La bici elettrica ci fa sentire tutti campioni

Migration

Riccardo

Jannello

Sono molti quelli che in Italia acquistano bici elettriche o "a pedalata assistita" (280mila nel 2020 con un trend in crescita del 44 per cento che prosegue nel 2021 e che riguarda anche quelle classiche), com’è uso chiamare gli aggeggi a due ruote che se il pendio è troppo per te che fatichi a fare le scale di casa ti aiutano e innestano il motorino, così hai un rapporto da passistone buono per la Parigi-Roubaix.

Tutti vorremmo essere Filippo Ganna: quando il ragazzo di Verbania fende il vento sembra che non si sforzi neppure per un attimo, sembra che divori la strada mentre noi, con la nostra pedalata, abbiamo tempo di ammirare il paesaggio oltre a faticare il doppio.

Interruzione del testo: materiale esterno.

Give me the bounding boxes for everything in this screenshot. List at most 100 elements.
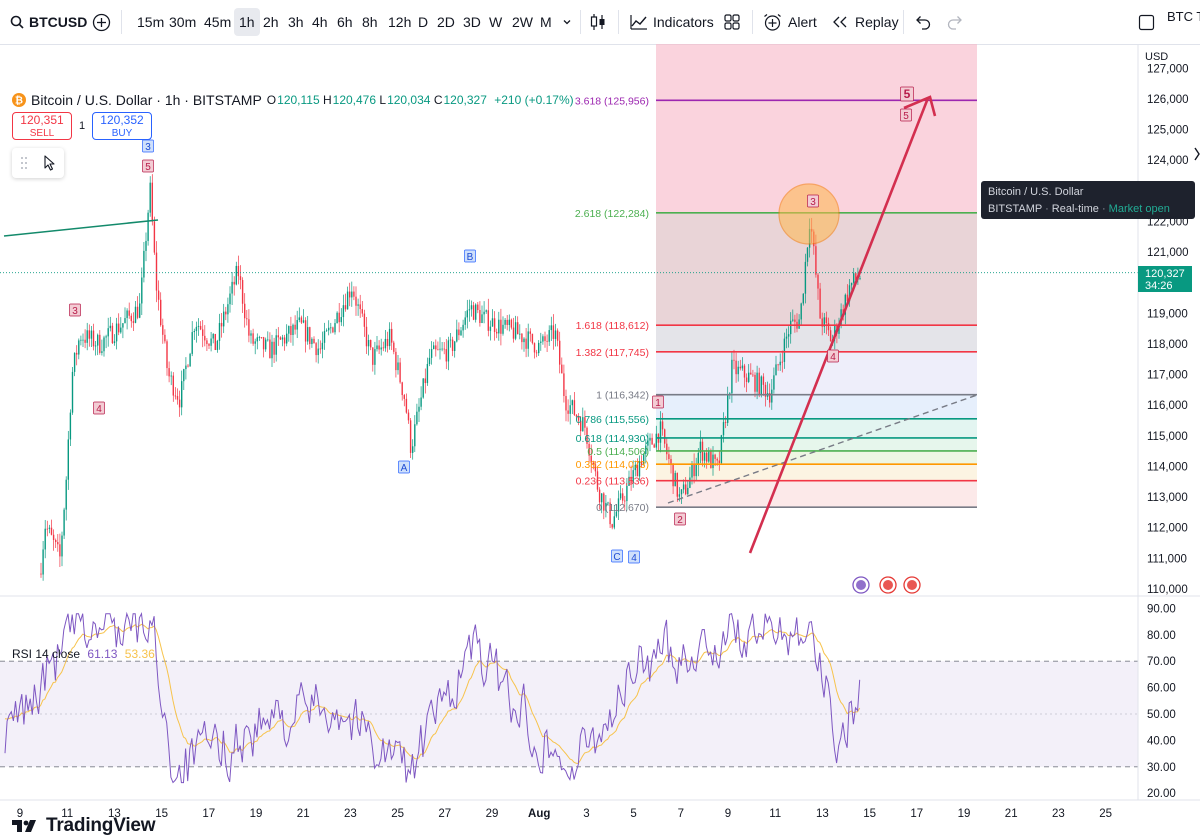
bar-countdown-label: 34:26 [1145, 280, 1173, 292]
rsi-pane [0, 595, 1200, 784]
interval-3d[interactable]: 3D [458, 8, 486, 36]
candle-body [229, 293, 231, 305]
candle-body [48, 527, 51, 529]
interval-12h[interactable]: 12h [383, 8, 416, 36]
symbol-search[interactable]: BTCUSD [10, 8, 87, 36]
interval-45m[interactable]: 45m [199, 8, 236, 36]
candle-body [689, 477, 691, 488]
drag-handle-icon[interactable] [20, 156, 28, 170]
open-label: O [266, 93, 277, 107]
price-tick-label: 117,000 [1147, 370, 1188, 382]
replay-button[interactable]: Replay [831, 8, 899, 36]
wave-label-4: 4 [827, 349, 839, 363]
candle-body [367, 340, 370, 347]
wave-label-b-text: B [467, 252, 474, 263]
interval-30m[interactable]: 30m [164, 8, 201, 36]
right-panel-tab[interactable]: BTC T [1138, 8, 1200, 36]
interval-6h[interactable]: 6h [332, 8, 358, 36]
time-tick-label: 27 [438, 808, 451, 820]
candle-body [743, 365, 746, 378]
currency-label[interactable]: USD [1145, 51, 1168, 63]
candle-body [483, 311, 485, 315]
candle-body [288, 326, 290, 334]
highlight-circle [778, 183, 840, 245]
candle-body [546, 340, 548, 342]
candle-body [244, 303, 246, 319]
candle-body [120, 327, 122, 333]
tooltip-name: Bitcoin / U.S. Dollar [988, 186, 1084, 198]
chart-canvas[interactable]: 3.618 (125,956) 2.618 (122,284) 1.618 (118… [0, 38, 1200, 825]
candle-body [521, 333, 523, 343]
indicators-icon [630, 15, 647, 30]
candle-body [525, 338, 527, 349]
interval-2w[interactable]: 2W [507, 8, 538, 36]
sell-button[interactable]: 120,351 SELL [12, 112, 72, 140]
alert-label: Alert [788, 14, 817, 30]
wave-label-a: A [398, 460, 410, 474]
candle-body [493, 318, 496, 332]
cursor-arrow-icon[interactable] [43, 155, 57, 171]
candle-body [325, 330, 328, 332]
economic-event-icon-dot [856, 580, 866, 590]
candle-body [63, 509, 65, 536]
candle-body [71, 371, 74, 413]
candle-body [218, 322, 221, 341]
candle-body [101, 351, 103, 353]
candle-body [401, 382, 403, 396]
rsi-tick-label: 60.00 [1147, 683, 1176, 695]
candle-body [454, 341, 456, 351]
candle-body [613, 516, 615, 528]
candle-body [441, 348, 443, 350]
candle-body [619, 493, 622, 499]
candle-body [237, 265, 240, 277]
candle-body [718, 460, 720, 464]
wave-label-5-small: 5 [900, 108, 912, 122]
candle-body [359, 304, 361, 310]
candle-body [790, 320, 792, 335]
candle-body [794, 319, 796, 322]
panel-caret-icon [1194, 147, 1200, 161]
interval-1h[interactable]: 1h [234, 8, 260, 36]
interval-d[interactable]: D [413, 8, 433, 36]
candle-body [741, 365, 744, 369]
redo-button[interactable] [946, 8, 964, 36]
candle-body [151, 182, 153, 222]
interval-3h[interactable]: 3h [283, 8, 309, 36]
interval-4h[interactable]: 4h [307, 8, 333, 36]
time-tick-label: 19 [250, 808, 263, 820]
buy-button[interactable]: 120,352 BUY [92, 112, 152, 140]
candle-body [113, 341, 116, 344]
candle-body [46, 528, 48, 530]
interval-2h[interactable]: 2h [258, 8, 284, 36]
tradingview-logo-icon [12, 820, 36, 832]
interval-m[interactable]: M [535, 8, 557, 36]
interval-2d[interactable]: 2D [432, 8, 460, 36]
interval-dropdown-button[interactable] [562, 8, 572, 36]
candle-body [567, 410, 569, 414]
wave-label-4-left: 4 [93, 401, 105, 415]
indicators-button[interactable]: Indicators [629, 8, 714, 36]
rsi-ma-value: 53.36 [124, 647, 155, 661]
alert-button[interactable]: Alert [763, 8, 817, 36]
candle-body [569, 405, 571, 414]
chart-type-button[interactable] [588, 8, 608, 36]
replay-label: Replay [855, 14, 899, 30]
candles-icon [590, 14, 605, 30]
fib-level-label: 0.382 (114,073) [576, 459, 649, 471]
economic-event-icon [852, 576, 870, 594]
price-tick-label: 111,000 [1147, 553, 1187, 565]
candle-body [737, 366, 739, 375]
undo-button[interactable] [914, 8, 932, 36]
compare-symbol-button[interactable] [92, 8, 111, 36]
layouts-button[interactable] [723, 8, 741, 36]
chart-pane[interactable]: 3.618 (125,956) 2.618 (122,284) 1.618 (118… [0, 38, 1200, 836]
interval-w[interactable]: W [484, 8, 507, 36]
us-flag-event-icon [903, 576, 921, 594]
candle-body [443, 348, 445, 350]
candle-body [94, 345, 97, 347]
candle-body [798, 319, 800, 329]
interval-8h[interactable]: 8h [357, 8, 383, 36]
time-tick-label: 23 [344, 808, 357, 820]
candle-body [44, 528, 46, 550]
time-tick-label: 5 [630, 808, 636, 820]
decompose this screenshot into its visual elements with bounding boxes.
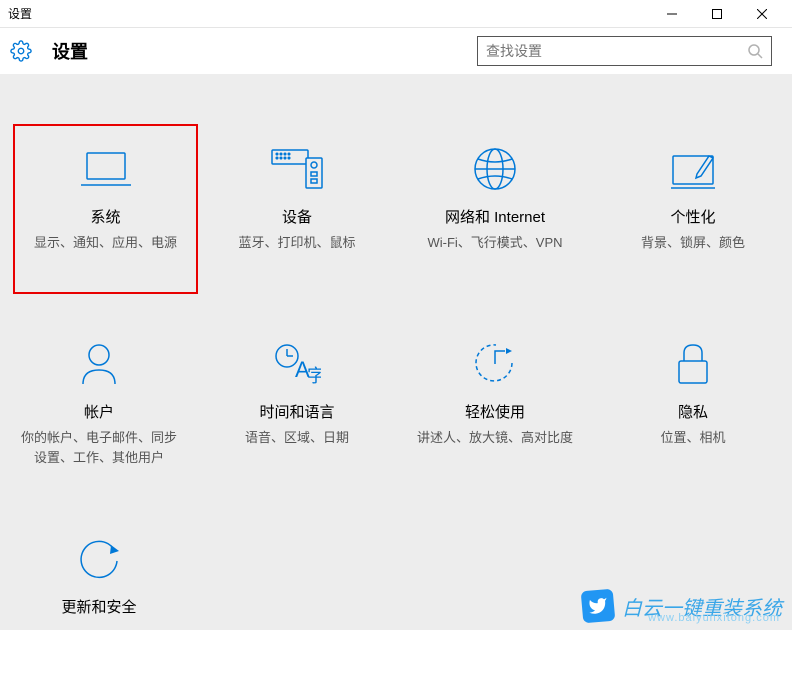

Ciclisti da città o al massimo cicloturisti un po’ pigri, crediamo di vincere la sedentarietà fingendo di spingere sui pedali e invece sfruttiamo la tecnologia prendendo in giro i veri appassionati e faticatori che pur non essendo Ganna sabato e domenica, a qualsiasi età, sfidano le strade più impervie per sconfiggere l’età. Noi e loro abbiamo un pregio: non inquiniamo, la bici elettrica non disperde cose malate nell’ambiente, siamo ecologici, la natura è la prima amica dei ciclisti. E anche il benessere: "Quando il morale è basso, quando il giorno sembra buio, quando il lavoro diventa monotono, quando ti sembra che non ci sia più speranza, monta sulla bicicletta e pedala senza pensare a nient’altro che alla strada che percorri". Arthur Conan Doyle aveva ragione; ora, "assistito", anche di più.